Na portaria 528, publicada no Diário Oficial da União em 1º de abril, o Ministério da Saúde reúne uma série de leis, decretos e portarias anteriores para definir regras para habilitação e funcionamento dos chamados Serviços de Atenção Integral às Pessoas em Situação de Violência Sexual no âmbito do SUS. As regras passaram a valer no dia 2 de abril. Com elas, “os serviços hospitalares públicos deverão prestar atendimento clínico, psicológico, acolhimento, administração de medicamentos, notificação compulsória institucionalizada, referência laboratorial para exames necessários e referência para coleta de vestígios de violência sexual”, diz o ministério. “As ações também incluem interrupção de gravidez, nos casos previstos em lei.”

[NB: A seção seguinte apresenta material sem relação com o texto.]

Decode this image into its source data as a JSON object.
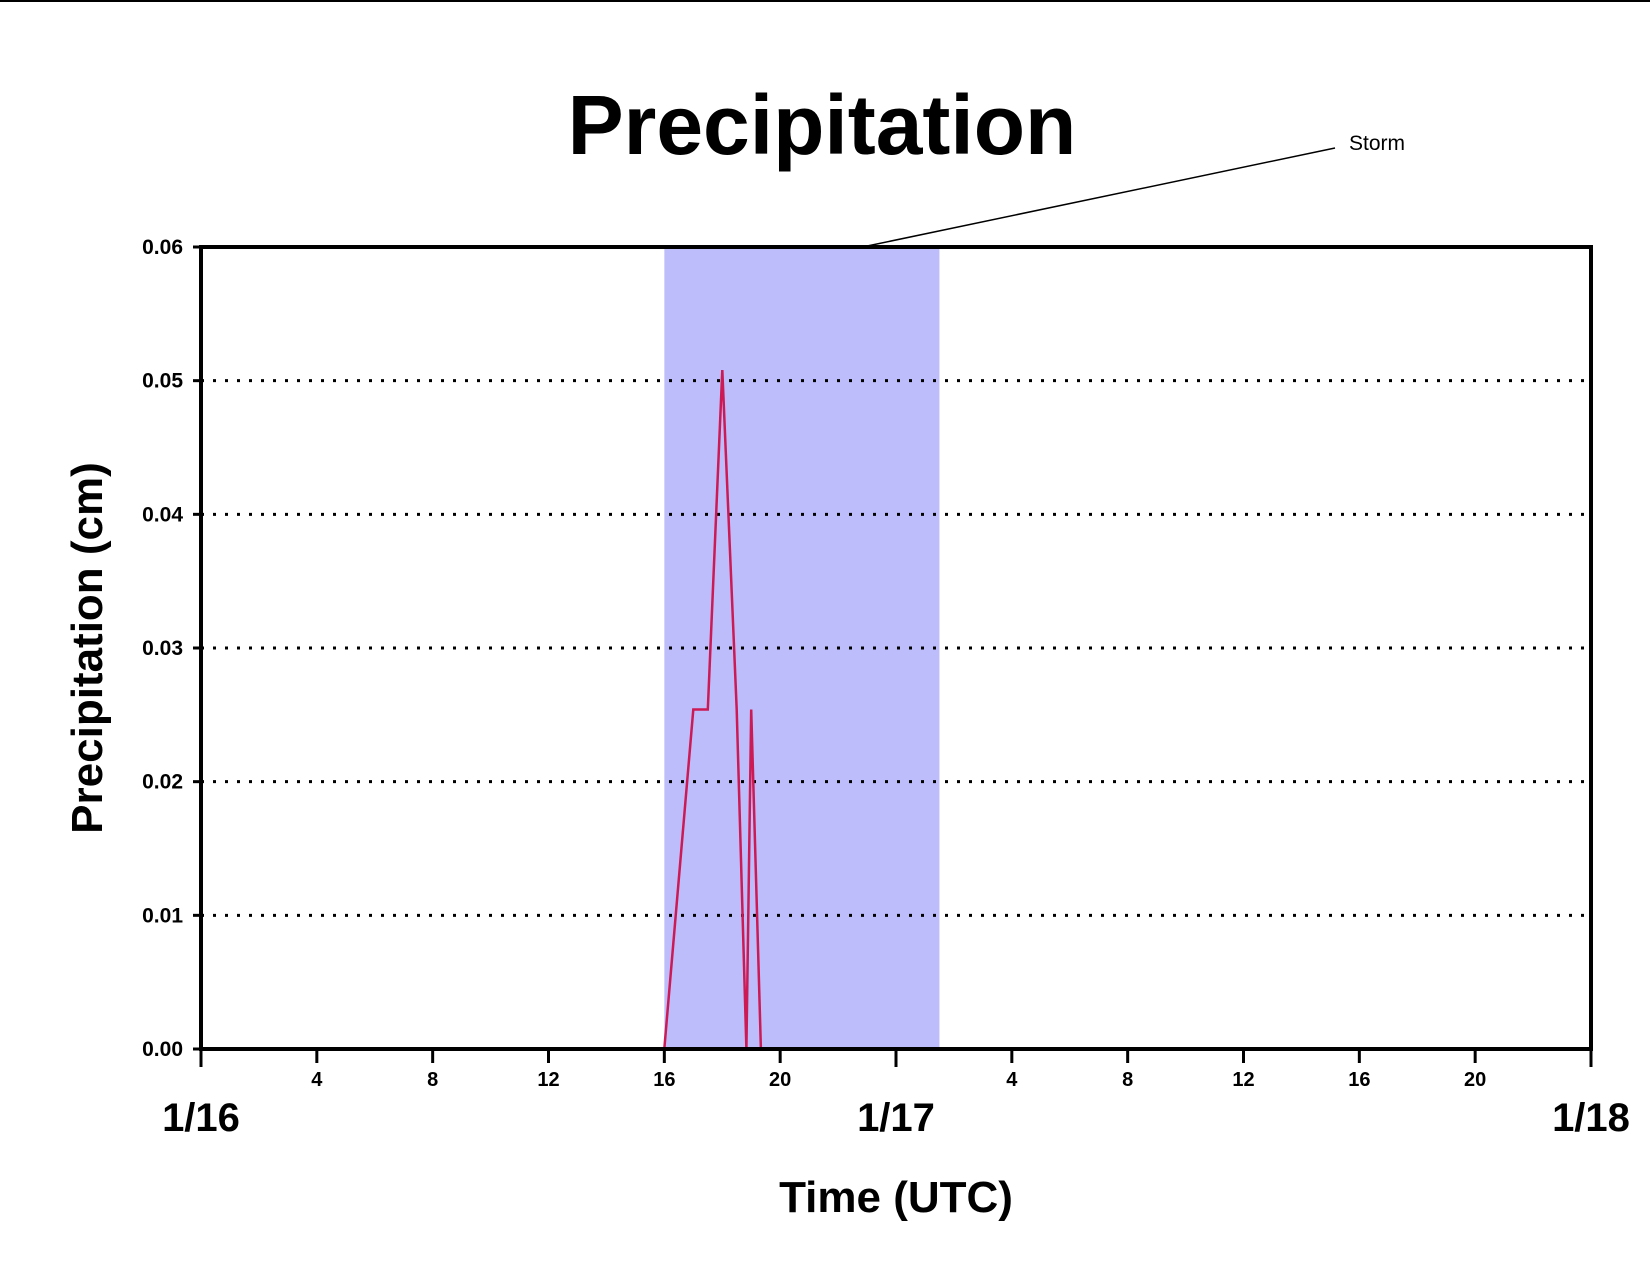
{
  "chart_data": {
    "type": "line",
    "title": "Precipitation",
    "xlabel": "Time (UTC)",
    "ylabel": "Precipitation (cm)",
    "ylim": [
      0,
      0.06
    ],
    "yticks": [
      "0.00",
      "0.01",
      "0.02",
      "0.03",
      "0.04",
      "0.05",
      "0.06"
    ],
    "xlim": [
      "1/16 00:00",
      "1/18 00:00"
    ],
    "hour_ticks": [
      "4",
      "8",
      "12",
      "16",
      "20",
      "4",
      "8",
      "12",
      "16",
      "20"
    ],
    "date_labels": [
      "1/16",
      "1/17",
      "1/18"
    ],
    "grid": "horizontal-dotted",
    "highlight": {
      "label": "Storm",
      "start": "1/16 16:00",
      "end": "1/17 01:30",
      "color": "#bdbdfb"
    },
    "series": [
      {
        "color": "#cc1a55",
        "points": [
          {
            "x": "1/16 00:00",
            "y": 0.0
          },
          {
            "x": "1/16 16:00",
            "y": 0.0
          },
          {
            "x": "1/16 16:30",
            "y": 0.0127
          },
          {
            "x": "1/16 17:00",
            "y": 0.0254
          },
          {
            "x": "1/16 17:30",
            "y": 0.0254
          },
          {
            "x": "1/16 18:00",
            "y": 0.0508
          },
          {
            "x": "1/16 18:30",
            "y": 0.0254
          },
          {
            "x": "1/16 18:50",
            "y": 0.0
          },
          {
            "x": "1/16 19:00",
            "y": 0.0254
          },
          {
            "x": "1/16 19:20",
            "y": 0.0
          },
          {
            "x": "1/18 00:00",
            "y": 0.0
          }
        ]
      }
    ]
  }
}
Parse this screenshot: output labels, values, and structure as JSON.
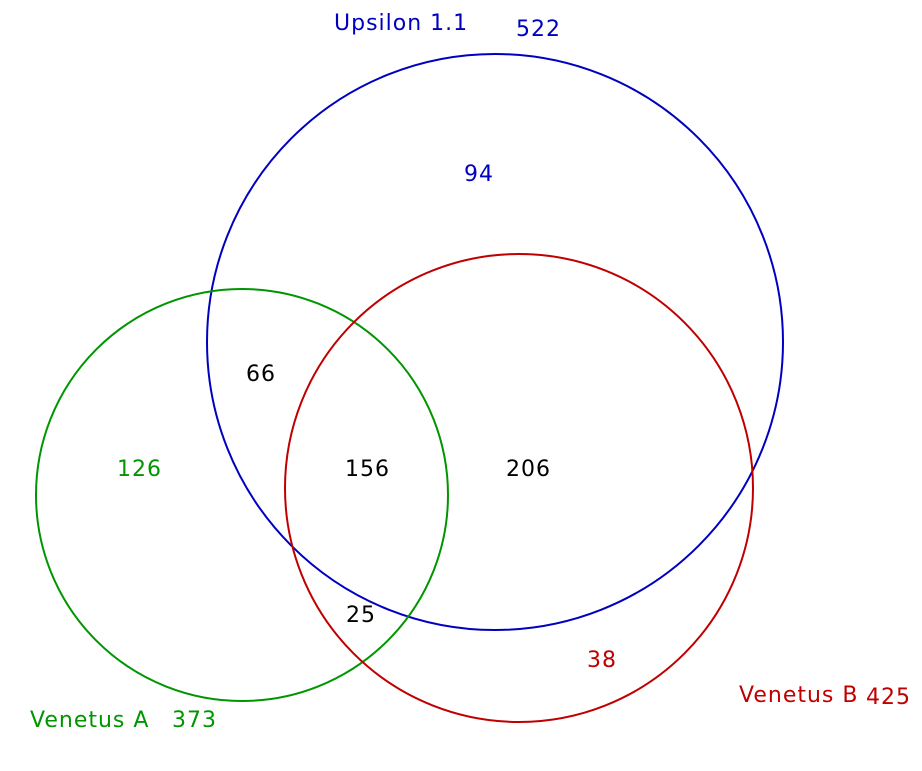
{
  "sets": [
    {
      "id": "upsilon",
      "name": "Upsilon 1.1",
      "total": "522",
      "color": "#0000c0"
    },
    {
      "id": "venetus_a",
      "name": "Venetus A",
      "total": "373",
      "color": "#009600"
    },
    {
      "id": "venetus_b",
      "name": "Venetus B",
      "total": "425",
      "color": "#c00000"
    }
  ],
  "regions": {
    "upsilon_only": "94",
    "venetus_a_only": "126",
    "venetus_b_only": "38",
    "upsilon_venetus_a": "66",
    "upsilon_venetus_b": "206",
    "venetus_a_venetus_b": "25",
    "all_three": "156"
  },
  "colors": {
    "intersection_text": "#000000",
    "background": "#ffffff"
  }
}
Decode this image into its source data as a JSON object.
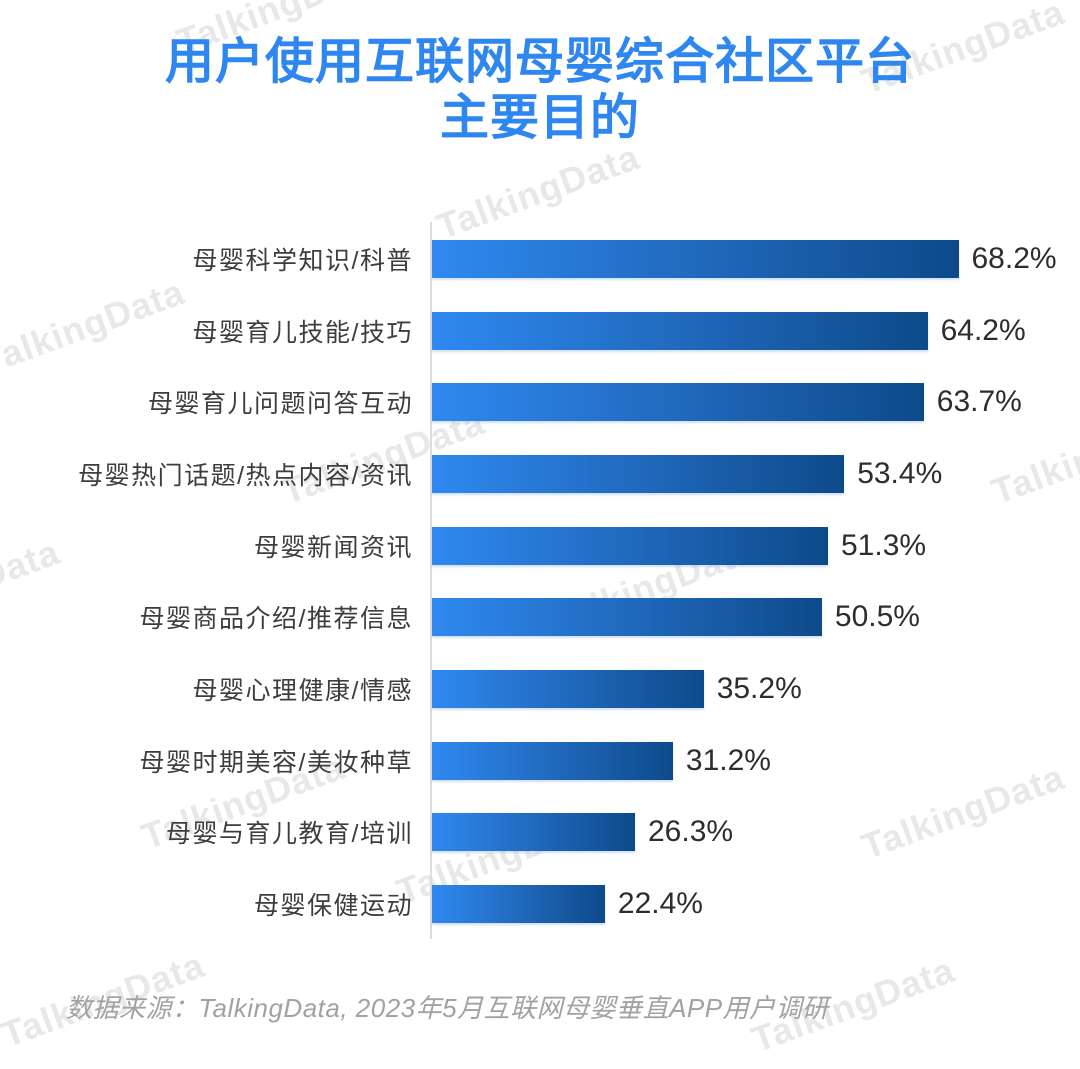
{
  "title": {
    "line1": "用户使用互联网母婴综合社区平台",
    "line2": "主要目的"
  },
  "source_note": "数据来源：TalkingData, 2023年5月互联网母婴垂直APP用户调研",
  "watermark": {
    "text": "TalkingData",
    "color": "#e8e8e8"
  },
  "colors": {
    "title": "#2E86F0",
    "bar_gradient_start": "#2F89F0",
    "bar_gradient_end": "#0D4A8A",
    "category_label": "#3d3d3d",
    "value_label": "#2d2d2d",
    "axis_line": "#dcdcdc",
    "source_text": "#a2a2a2"
  },
  "chart_data": {
    "type": "bar",
    "orientation": "horizontal",
    "title": "用户使用互联网母婴综合社区平台主要目的",
    "xlabel": "",
    "ylabel": "",
    "xlim": [
      0,
      70
    ],
    "grid": false,
    "legend": false,
    "value_suffix": "%",
    "categories": [
      "母婴科学知识/科普",
      "母婴育儿技能/技巧",
      "母婴育儿问题问答互动",
      "母婴热门话题/热点内容/资讯",
      "母婴新闻资讯",
      "母婴商品介绍/推荐信息",
      "母婴心理健康/情感",
      "母婴时期美容/美妆种草",
      "母婴与育儿教育/培训",
      "母婴保健运动"
    ],
    "values": [
      68.2,
      64.2,
      63.7,
      53.4,
      51.3,
      50.5,
      35.2,
      31.2,
      26.3,
      22.4
    ],
    "value_labels": [
      "68.2%",
      "64.2%",
      "63.7%",
      "53.4%",
      "51.3%",
      "50.5%",
      "35.2%",
      "31.2%",
      "26.3%",
      "22.4%"
    ]
  }
}
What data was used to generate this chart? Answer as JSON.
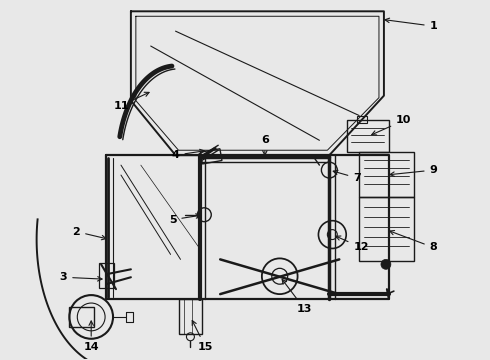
{
  "bg_color": "#e8e8e8",
  "line_color": "#1a1a1a",
  "label_color": "#000000",
  "figsize": [
    4.9,
    3.6
  ],
  "dpi": 100
}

Ao menos uma cartilha do Ministério da Saúde também orienta os profissionais do SUS sobre o atendimento às mulheres que sofreram estupro. O documento Aspectos Jurídicos do Atendimento às Vítimas de Violência Sexual – Perguntas e Respostas para Profissionais da Saúde, editado em 2011, reconhece o aborto em caso de estupro um direito da mulher que foi violentada. “Como o sistema penal considera lícita e não criminosa a prática do abortamento nessa situação, é direito da mulher interromper a gestação decorrente de estupro”, afirma o texto, em contrariedade com a interpretação da CNBB.

Outra publicação, intitulada Prevenção e Tratamento dos Agravos Resultantes da Violência Sexual contra Mulheres e Adolescentes e publicada em 2012, orienta sobre a administração da pílula-do-dia-seguinte às vítimas de estupro que procuram o serviço de saúde. “A anticoncepção de emergência deve ser prescrita para todas as mulheres e adolescentes expostas à gravidez, através de contato certo ou duvidoso com sêmen, independente do período do ciclo menstrual em que se encontrem, que tenham tido a primeira menstruação e que estejam antes da menopausa”, afirma o texto. “O risco de gravidez, decorrente dessa violência, varia entre 0,5 e 5%. A gravidez decorrente de violência sexual representa, para grande parte das mulheres, uma segunda forma de violência.”